When people think of Europe, pictures of snowy villages and cozy mountain cottages are among the images that come to mind. For Jacob Rogers, however, warm clothing has been absolutely useless in Seville (or as the Spanish say, Sevilla), Spain.
When asked about the most useless thing he packed, he replied “Definitely my hoodie and jeans–it is ridiculously hot here all the time.” Rather than the suffocating humidity of the South, Seville is just plain hot.
Meal times in Spain are very different than what we PC students are used to. We are used to going to GDH at 11:15 when it opens and at 5:00 for dinner—well, maybe not everyone, but that’s often what I end up doing. At any rate, Americans typically eat in the 11:00pm-1:00pm range for lunch and 5:00pm-7:00pm for dinner.

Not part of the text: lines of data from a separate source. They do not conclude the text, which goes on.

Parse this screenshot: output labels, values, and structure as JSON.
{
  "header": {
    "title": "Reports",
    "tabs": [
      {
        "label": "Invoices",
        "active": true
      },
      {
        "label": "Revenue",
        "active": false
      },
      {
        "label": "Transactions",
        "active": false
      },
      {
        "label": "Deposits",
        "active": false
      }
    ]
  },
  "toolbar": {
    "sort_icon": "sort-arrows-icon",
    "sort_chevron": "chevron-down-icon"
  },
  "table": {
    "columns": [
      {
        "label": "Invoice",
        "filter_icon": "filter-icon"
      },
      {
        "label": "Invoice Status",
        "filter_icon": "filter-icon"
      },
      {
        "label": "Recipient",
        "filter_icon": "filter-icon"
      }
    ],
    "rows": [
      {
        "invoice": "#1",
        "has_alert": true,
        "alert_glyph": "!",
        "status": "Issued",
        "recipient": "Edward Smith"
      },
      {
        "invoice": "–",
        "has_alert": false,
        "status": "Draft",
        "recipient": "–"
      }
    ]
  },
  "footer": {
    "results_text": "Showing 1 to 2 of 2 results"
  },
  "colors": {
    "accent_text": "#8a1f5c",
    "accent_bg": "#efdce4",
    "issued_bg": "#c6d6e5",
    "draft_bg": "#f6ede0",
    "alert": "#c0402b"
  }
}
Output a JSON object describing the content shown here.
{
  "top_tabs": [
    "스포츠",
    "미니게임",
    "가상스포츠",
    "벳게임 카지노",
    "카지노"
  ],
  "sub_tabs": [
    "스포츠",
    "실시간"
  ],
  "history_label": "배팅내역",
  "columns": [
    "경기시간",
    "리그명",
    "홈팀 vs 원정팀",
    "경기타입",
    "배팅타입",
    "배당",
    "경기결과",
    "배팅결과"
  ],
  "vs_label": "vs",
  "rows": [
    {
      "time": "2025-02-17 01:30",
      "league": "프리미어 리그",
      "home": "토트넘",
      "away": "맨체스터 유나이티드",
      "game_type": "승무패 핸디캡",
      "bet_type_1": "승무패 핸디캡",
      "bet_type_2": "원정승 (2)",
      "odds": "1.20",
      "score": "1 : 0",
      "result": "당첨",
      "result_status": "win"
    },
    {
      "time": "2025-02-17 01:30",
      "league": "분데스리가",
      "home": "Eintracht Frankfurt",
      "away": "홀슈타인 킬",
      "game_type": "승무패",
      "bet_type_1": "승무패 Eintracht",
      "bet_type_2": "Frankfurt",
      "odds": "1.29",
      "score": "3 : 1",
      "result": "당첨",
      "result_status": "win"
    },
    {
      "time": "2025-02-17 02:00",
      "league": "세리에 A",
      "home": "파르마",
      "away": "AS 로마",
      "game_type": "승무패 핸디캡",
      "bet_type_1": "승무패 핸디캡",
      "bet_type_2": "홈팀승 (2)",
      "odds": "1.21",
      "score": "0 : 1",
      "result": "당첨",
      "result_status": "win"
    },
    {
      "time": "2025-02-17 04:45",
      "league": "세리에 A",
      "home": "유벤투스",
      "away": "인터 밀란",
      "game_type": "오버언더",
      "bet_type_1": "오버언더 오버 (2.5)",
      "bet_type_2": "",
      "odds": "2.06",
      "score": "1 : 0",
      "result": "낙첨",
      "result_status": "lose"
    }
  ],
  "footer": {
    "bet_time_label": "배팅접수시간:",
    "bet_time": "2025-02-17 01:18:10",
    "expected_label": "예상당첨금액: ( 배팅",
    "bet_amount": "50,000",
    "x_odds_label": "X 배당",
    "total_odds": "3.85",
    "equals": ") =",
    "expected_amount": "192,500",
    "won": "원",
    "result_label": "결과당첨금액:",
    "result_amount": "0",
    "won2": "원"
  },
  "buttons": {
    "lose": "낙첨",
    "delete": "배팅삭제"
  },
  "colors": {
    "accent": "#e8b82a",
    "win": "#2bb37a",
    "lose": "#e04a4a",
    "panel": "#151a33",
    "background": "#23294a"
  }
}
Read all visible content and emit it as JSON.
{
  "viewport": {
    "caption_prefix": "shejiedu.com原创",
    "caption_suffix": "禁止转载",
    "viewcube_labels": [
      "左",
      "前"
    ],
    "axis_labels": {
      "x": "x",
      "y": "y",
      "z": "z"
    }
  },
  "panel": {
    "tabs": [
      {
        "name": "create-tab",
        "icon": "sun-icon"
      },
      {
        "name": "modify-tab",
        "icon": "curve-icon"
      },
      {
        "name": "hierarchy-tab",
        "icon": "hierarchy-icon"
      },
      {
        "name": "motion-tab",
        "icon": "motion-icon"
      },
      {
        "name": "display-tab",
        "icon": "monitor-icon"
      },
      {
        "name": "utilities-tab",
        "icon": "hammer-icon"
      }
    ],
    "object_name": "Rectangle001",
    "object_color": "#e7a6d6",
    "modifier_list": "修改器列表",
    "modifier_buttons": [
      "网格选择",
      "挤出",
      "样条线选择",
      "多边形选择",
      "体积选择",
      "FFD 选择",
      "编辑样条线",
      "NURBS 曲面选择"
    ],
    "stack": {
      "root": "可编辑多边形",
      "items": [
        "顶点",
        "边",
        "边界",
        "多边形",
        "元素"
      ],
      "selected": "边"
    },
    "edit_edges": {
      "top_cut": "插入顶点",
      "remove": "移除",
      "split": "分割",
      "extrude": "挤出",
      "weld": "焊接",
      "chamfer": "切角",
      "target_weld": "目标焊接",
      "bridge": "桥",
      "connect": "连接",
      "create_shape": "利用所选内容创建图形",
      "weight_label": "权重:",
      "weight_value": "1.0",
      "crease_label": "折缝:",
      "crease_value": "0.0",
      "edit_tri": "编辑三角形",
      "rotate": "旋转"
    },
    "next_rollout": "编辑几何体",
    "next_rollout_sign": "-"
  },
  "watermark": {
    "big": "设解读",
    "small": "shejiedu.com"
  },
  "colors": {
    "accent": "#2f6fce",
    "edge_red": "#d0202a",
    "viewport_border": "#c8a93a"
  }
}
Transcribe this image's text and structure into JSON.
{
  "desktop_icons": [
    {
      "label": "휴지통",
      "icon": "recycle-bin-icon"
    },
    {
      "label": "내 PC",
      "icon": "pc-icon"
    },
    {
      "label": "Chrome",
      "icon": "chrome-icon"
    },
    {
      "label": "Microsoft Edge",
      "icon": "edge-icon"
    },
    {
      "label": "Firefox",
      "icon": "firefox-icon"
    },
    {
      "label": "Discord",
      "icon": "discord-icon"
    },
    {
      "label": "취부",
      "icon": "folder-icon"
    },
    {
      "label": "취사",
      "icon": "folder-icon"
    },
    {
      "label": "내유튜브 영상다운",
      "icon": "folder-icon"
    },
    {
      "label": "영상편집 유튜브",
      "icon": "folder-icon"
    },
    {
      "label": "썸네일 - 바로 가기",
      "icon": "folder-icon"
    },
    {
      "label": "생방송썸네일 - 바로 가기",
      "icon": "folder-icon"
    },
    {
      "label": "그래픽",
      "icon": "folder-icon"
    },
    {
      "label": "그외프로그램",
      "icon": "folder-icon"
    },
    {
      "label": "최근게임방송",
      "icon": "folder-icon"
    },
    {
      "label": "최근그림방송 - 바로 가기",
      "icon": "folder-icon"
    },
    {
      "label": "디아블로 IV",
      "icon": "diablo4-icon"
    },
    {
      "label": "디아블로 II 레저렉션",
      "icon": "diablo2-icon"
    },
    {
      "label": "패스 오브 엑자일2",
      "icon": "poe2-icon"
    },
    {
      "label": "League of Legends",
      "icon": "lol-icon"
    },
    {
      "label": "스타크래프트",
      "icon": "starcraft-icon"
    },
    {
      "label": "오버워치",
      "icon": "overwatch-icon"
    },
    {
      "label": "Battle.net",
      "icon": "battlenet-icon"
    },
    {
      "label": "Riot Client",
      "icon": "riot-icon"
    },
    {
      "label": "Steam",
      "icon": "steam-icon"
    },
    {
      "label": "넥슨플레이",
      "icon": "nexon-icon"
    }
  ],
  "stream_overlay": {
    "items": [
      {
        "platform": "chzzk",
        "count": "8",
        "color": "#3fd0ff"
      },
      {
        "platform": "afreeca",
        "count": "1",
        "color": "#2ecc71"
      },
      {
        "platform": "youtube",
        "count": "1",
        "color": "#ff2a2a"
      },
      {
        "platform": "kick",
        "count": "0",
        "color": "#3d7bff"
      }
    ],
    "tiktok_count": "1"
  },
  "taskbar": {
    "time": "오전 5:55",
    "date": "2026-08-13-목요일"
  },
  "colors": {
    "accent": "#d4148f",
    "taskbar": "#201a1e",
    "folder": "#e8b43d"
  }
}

Jacob has had to adjust his meal habits to that of the Spanish, which is lunch from 2:00pm-3:00pm—typically taking up the whole hour or more—and dinner starting at 9:00pm. For those of you familiar with the term “GDH squatting,” which is sitting in GDH even after one has finished one’s meal to catch up with friends (often seeing new waves of friends coming through), this is a good comparison. Europeans eat course by course, taking their time to socialize. None of that on-the-go food, like when we go to Springs and grab a sandwich.
With meal times being later in the day, comes a different late night lifestyle. On the weekends, we stay up late, whether it is going to the fraternity houses or simply hanging around with friends. However, our basic schedule has not adapted to that. One can say that the Spanish are much more realistic about their schedules and plan accordingly.
Continuing with the meal theme, Jacob said that the weirdest thing he’s eaten while abroad has been fish. The way fish is served overseas is with its head still intact. Jacob said that he “can’t get past the fact that it looks like it is staring” at him.
One of the biggest adjustments for someone from a small campus like PC is having to get up earlier than 5 minutes before class. Jacob now has to use the public transportation system, which is complicated in itself, to get to class. Therefore, he has to leave at least thirty minutes before class just to get there on time which requires much more thought and planning.
In rural South Carolina, public transportation is essentially nonexistent. Therefore, it already is a big adjustment and then you throw in the language barrier. Jacob says that he has gotten lost more times than he can count. It gets frustrating for him when he gets lost trying to find something that should be relatively easy to get to.
For those of you thinking about going overseas, make sure you’re prepared for the culture shocks. It may seem basic; however, you’d be surprised at how different the smaller things can be.